Regulators and government in Africa are key to fibre deployment
That's according to Mark Tinka, Head of Engineering at SEACOM. He says that it is encouraging to see the massive investments that operators and governments have made into national fibre networks in regions such as East Africa and South Africa.
However, the continent as a whole and many countries in particular need to see far more investment in fibre to spark wider adoption of broadband, adds Tinka. There are many countries with underdeveloped national fibre networks as well as an urgent need for fibre investment for carriage between base stations.
In addition, many metros could benefit from the introduction of fibre for last mile connectivity. But given the high costs of putting fibre into the ground, many operators around the continent are taking a cautious approach to investment, says Tinka.
Many are focusing on routes and dense urban areas that are already well-served, for example, rather than on expanding fibre to underserved areas in the countries where they operate. To encourage them to invest more widely and aggressively in fibre rollouts, governments should consider a range of regulatory, licensing and financing interventions, says Tinka.
For example, a common frustration in many African countries is that fibre cables are often uprooted or severed when gas, water or electricity pipes are laid in the ground.
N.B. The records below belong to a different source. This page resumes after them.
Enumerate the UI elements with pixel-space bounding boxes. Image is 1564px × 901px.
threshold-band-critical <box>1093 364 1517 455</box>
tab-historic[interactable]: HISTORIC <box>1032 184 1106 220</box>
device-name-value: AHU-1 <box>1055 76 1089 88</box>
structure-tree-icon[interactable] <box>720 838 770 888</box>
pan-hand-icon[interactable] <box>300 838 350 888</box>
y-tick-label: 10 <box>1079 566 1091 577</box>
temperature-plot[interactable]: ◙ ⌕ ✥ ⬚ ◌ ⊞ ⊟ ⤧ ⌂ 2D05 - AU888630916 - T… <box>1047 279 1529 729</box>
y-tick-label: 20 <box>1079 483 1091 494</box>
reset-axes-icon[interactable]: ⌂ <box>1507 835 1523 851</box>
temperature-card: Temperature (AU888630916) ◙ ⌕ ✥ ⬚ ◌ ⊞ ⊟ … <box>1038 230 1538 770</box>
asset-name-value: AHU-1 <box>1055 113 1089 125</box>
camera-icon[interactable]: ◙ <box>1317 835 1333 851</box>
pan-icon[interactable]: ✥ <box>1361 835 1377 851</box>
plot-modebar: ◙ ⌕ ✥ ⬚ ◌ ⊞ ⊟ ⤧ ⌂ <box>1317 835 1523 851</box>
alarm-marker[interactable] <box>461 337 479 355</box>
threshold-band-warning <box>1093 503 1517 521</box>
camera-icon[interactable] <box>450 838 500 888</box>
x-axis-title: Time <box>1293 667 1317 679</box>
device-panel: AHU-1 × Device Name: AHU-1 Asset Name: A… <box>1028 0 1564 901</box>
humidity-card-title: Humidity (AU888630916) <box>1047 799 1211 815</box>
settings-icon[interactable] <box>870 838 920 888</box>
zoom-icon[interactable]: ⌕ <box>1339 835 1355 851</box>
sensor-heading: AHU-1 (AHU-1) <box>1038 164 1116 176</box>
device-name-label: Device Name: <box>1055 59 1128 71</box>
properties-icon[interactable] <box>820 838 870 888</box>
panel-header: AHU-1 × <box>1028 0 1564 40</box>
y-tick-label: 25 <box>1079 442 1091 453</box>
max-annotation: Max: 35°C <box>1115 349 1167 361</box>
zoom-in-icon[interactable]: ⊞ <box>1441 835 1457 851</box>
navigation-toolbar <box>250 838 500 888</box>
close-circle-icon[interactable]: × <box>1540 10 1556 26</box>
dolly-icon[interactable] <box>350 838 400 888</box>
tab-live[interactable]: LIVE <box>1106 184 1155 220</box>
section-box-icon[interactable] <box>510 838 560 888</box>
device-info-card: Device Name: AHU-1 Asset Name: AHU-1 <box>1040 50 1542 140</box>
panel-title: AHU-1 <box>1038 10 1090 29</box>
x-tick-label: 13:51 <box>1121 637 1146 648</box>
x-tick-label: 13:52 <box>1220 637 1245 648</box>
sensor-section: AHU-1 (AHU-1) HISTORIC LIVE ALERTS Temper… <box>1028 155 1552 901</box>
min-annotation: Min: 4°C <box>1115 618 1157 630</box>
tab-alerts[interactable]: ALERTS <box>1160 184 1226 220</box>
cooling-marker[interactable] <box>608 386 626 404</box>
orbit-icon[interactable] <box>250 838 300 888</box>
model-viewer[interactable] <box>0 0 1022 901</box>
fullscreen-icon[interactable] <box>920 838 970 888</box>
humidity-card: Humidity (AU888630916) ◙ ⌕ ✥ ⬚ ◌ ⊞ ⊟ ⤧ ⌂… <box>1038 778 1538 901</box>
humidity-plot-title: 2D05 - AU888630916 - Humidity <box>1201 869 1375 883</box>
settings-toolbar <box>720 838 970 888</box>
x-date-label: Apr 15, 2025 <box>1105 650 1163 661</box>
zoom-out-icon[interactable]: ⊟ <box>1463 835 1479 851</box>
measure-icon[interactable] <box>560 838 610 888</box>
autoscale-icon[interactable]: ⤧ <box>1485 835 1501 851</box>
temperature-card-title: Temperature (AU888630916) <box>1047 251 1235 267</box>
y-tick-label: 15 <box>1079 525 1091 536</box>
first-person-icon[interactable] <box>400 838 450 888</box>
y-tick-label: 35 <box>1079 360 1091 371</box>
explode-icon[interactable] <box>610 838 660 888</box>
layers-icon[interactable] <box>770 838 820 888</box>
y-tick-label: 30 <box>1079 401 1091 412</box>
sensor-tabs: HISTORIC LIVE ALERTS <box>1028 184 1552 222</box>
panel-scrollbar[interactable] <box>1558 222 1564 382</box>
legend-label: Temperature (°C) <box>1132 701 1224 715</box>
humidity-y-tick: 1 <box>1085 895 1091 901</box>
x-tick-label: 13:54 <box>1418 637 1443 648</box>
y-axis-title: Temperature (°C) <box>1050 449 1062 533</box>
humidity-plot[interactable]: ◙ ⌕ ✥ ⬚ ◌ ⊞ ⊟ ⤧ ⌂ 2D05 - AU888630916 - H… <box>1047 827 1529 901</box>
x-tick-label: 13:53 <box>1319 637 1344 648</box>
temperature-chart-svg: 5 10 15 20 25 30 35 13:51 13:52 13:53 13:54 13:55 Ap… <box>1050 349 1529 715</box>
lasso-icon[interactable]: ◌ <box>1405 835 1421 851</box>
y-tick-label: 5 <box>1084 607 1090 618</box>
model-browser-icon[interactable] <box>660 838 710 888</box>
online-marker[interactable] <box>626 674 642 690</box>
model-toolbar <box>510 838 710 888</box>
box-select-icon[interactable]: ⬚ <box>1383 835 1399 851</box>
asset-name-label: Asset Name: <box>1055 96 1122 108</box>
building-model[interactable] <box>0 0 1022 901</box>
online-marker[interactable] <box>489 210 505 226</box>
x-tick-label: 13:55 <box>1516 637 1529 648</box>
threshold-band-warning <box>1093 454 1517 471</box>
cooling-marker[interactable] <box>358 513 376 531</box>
Governments should consider laws that protect infrastructure that is already in the ground and that encourage utility companies to work together to dig up roads and lay down infrastructure, Tinka says.
Governments also need to make it easier for operators to get licenses to compete as infrastructure providers and to get permissions from local authorities to lay down cable. In addition, governments need to collaborate across borders on fibre projects so that bandwidth from submarine cables can find its way inland.
"Thanks to bureaucracy across borders, it can often be easier to run a cable in the ocean than on land," says Tinka. "Many governments find ways to impose taxes on cables running across borders, when they should instead be encouraging regional connectivity. It requires more focus on a regulatory level."
Another obstacle for fibre lies in the tariffs that operators – often those with monopoly rights on infrastructure – charge other networks and service providers to use their fibre backbones. Tinka says such operators need to recognise that the business case for fibre needs to be built over a 15 to 20 year timespan.
"There is plenty of time to recover the investment and make profits," he advises. "Operators need to think about a long-term business case that encourages optimal use of their infrastructures." Tinka says that despite the rapid advances in wireless technology, fibre has a critical role to play in the development of the African Internet. Now that submarine cable operators such as SEACOM have brought plentiful international bandwidth to Africa's coastline, it is crucial to pull this capacity inland via fibre networks to enable continued broadband penetration and growth.